Elas são muito delicadas e choram
demais, mas a delicadeza delas é coisa
de pele, também. E são mais leves
e, quando a gente tem vontade
de brigar com uma menina,
se abraçar ela sente uma coisa muita estranha
e passa a vontade de brigar;
isso aconteceu comigo
no dia em que briguei com Zeca,
e Silvinha, irmã dele. veio defendê-lo
e eu a agarrei: senti a coisa estranha.

Não é bom que elas saibam disso
porque aí se aproveitam da gente, mas parece
que já sabem. Não sei quem contou:
eu nunca disse a ninguém!

Elas também gostam muito de dançar,
e quando é epoca de Quadrilha no colégio
eu também gosto e danço com todas,
embora tenha minhas preferidas,
e é melhor dançar com elas que com as outras.

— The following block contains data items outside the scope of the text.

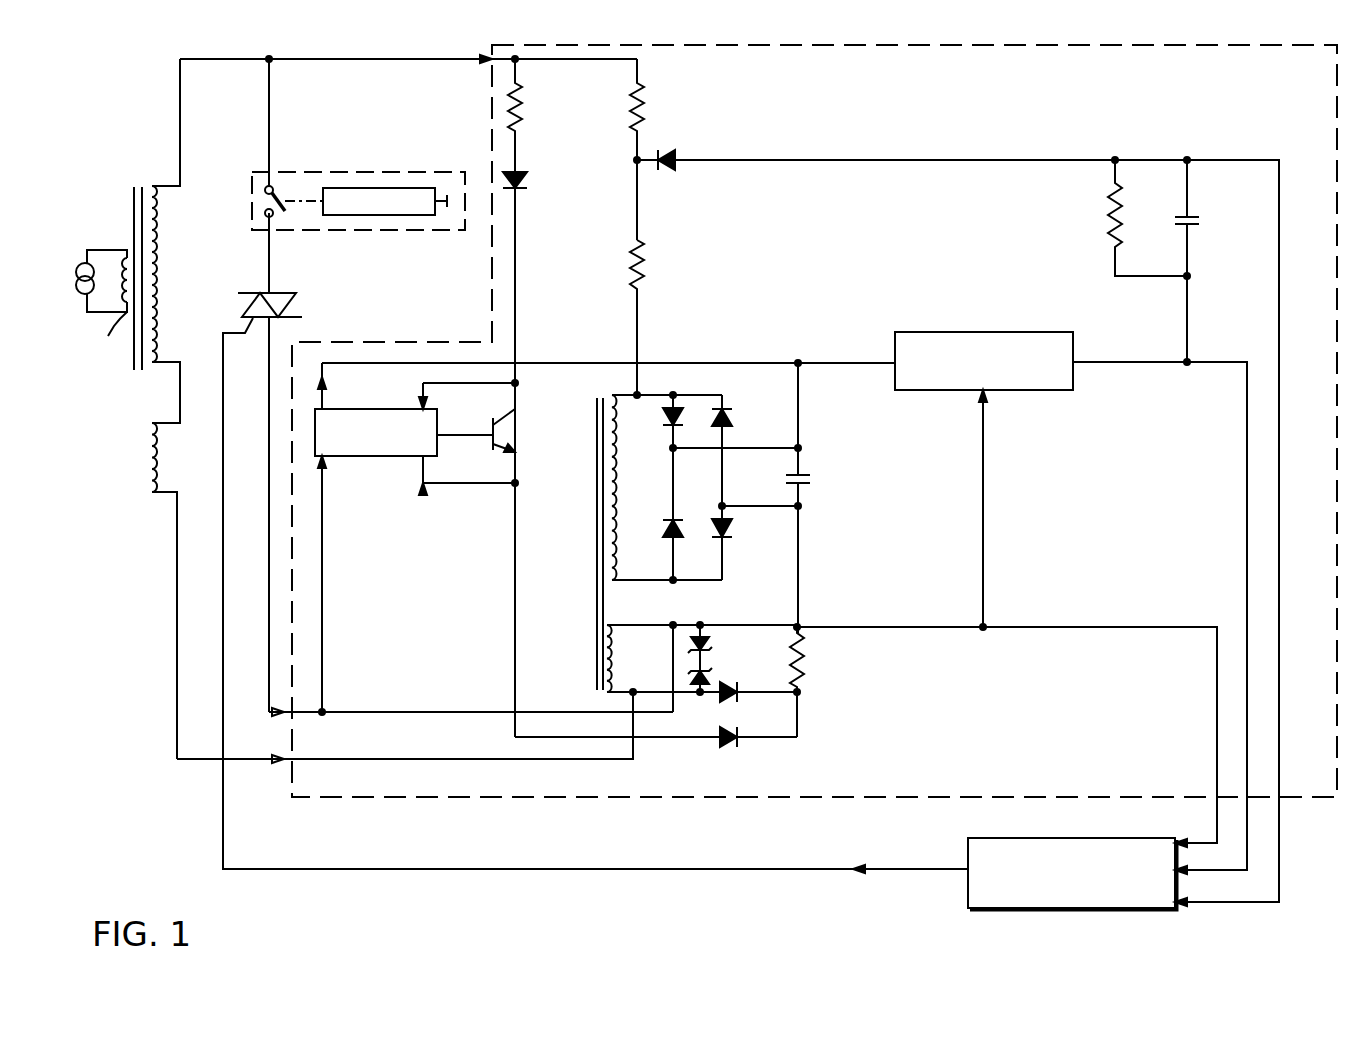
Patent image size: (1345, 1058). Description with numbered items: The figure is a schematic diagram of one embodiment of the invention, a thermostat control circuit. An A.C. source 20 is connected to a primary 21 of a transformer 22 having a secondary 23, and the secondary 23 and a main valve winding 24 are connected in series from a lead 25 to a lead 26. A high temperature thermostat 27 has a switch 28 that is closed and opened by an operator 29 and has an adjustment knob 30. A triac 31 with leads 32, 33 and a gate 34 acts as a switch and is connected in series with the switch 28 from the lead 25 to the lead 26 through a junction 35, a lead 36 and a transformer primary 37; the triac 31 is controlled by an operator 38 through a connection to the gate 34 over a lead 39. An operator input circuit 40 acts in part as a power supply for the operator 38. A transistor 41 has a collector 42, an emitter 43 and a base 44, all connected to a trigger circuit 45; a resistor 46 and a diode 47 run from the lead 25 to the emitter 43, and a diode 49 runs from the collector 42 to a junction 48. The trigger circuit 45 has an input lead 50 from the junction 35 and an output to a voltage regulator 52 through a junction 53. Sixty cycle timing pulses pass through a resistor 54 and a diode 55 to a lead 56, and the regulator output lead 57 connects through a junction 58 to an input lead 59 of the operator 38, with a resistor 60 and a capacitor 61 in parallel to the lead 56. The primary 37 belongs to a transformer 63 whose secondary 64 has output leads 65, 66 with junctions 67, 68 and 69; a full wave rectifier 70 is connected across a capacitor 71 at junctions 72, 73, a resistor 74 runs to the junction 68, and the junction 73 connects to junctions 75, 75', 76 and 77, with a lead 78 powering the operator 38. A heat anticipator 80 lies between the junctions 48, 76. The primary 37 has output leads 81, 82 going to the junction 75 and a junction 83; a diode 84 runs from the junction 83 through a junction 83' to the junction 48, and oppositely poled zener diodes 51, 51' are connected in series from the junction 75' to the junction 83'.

The A.C. source 20 is at (86, 262).
The primary 21 is at (109, 337).
The transformer 22 is at (150, 178).
The secondary 23 is at (162, 244).
The main valve winding 24 is at (163, 442).
The lead 25 is at (232, 62).
The lead 26 is at (178, 764).
The high temperature thermostat 27 is at (326, 172).
The switch 28 is at (258, 195).
The operator 29 is at (372, 218).
The adjustment knob 30 is at (448, 208).
The triac 31 is at (302, 318).
The lead 32 is at (268, 266).
The lead 33 is at (267, 343).
The gate 34 is at (246, 330).
The junction 35 is at (326, 710).
The lead 36 is at (394, 716).
The transformer primary 37 is at (620, 641).
The operator 38 is at (985, 838).
The lead 39 is at (695, 868).
The operator input circuit 40 is at (540, 798).
The transistor 41 is at (516, 426).
The collector 42 is at (496, 454).
The emitter 43 is at (498, 422).
The base 44 is at (476, 432).
The trigger circuit 45 is at (366, 462).
The resistor 46 is at (522, 108).
The diode 47 is at (524, 176).
The junction 48 is at (802, 694).
The diode 49 is at (728, 742).
The input lead 50 is at (325, 585).
The zener diode 51 is at (722, 640).
The zener diode 51' is at (727, 668).
The voltage regulator 52 is at (926, 330).
The junction 53 is at (804, 361).
The resistor 54 is at (645, 104).
The diode 55 is at (675, 160).
The lead 56 is at (1282, 532).
The output lead 57 is at (1094, 360).
The junction 58 is at (1184, 366).
The input lead 59 is at (1244, 456).
The resistor 60 is at (1108, 226).
The capacitor 61 is at (1195, 216).
The transformer 63 is at (592, 573).
The secondary 64 is at (626, 529).
The output lead 65 is at (616, 582).
The output lead 66 is at (620, 395).
The junction 67 is at (675, 582).
The junction 68 is at (633, 400).
The junction 69 is at (680, 398).
The full wave rectifier 70 is at (738, 523).
The capacitor 71 is at (810, 482).
The junction 72 is at (804, 448).
The junction 73 is at (804, 508).
The resistor 74 is at (630, 266).
The junction 75 is at (681, 643).
The junction 75' is at (728, 608).
The junction 76 is at (801, 623).
The junction 77 is at (988, 622).
The lead 78 is at (1092, 626).
The heat anticipator 80 is at (806, 658).
The output lead 81 is at (622, 625).
The output lead 82 is at (618, 695).
The junction 83 is at (645, 675).
The junction 83' is at (697, 711).
The diode 84 is at (730, 698).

Gente grande não pode dançar Quadrilha
porque é presa e sai na televisão.

Sim, as meninas têm um cheiro diferente
dos meninos, e os cabelos são maiores
e mais delicados e cheirosos também.
Acho as roupas delas mais bonitas,
mas nem precisavam se vestir tão bem
pra serem bonitas: nuas, também são.

Nanin.
(por Antônio Adriano de Medeiros)

CONFISSÕES DE UMA CURIOSA FILHA ÚNICA

Confesso que, desde a mais tenra idade
- essa é a lembrança mais remota minha -
sempre tive muita curiosidade
em saber o que era aquilo que papai tinha...
Um coisa macia que parecia tornar-se maior
sempre que ele, de pé, me abraçava,
e todas as vezes que em seu colo me sentava
e ficávamos trocando mil beijinhos de amor.
Certa noite em que mamãe tinha saído
e que estávamos só nós dois numa rede a balançar,
eis que ele então mostrou-me o brinquedo proibido
ensinando-me, com carinho, como o poderia usar.
- Ai, que aquele néctar que em minha boca escorreu
foi melhor que todo o leite que a minha mãe me deu!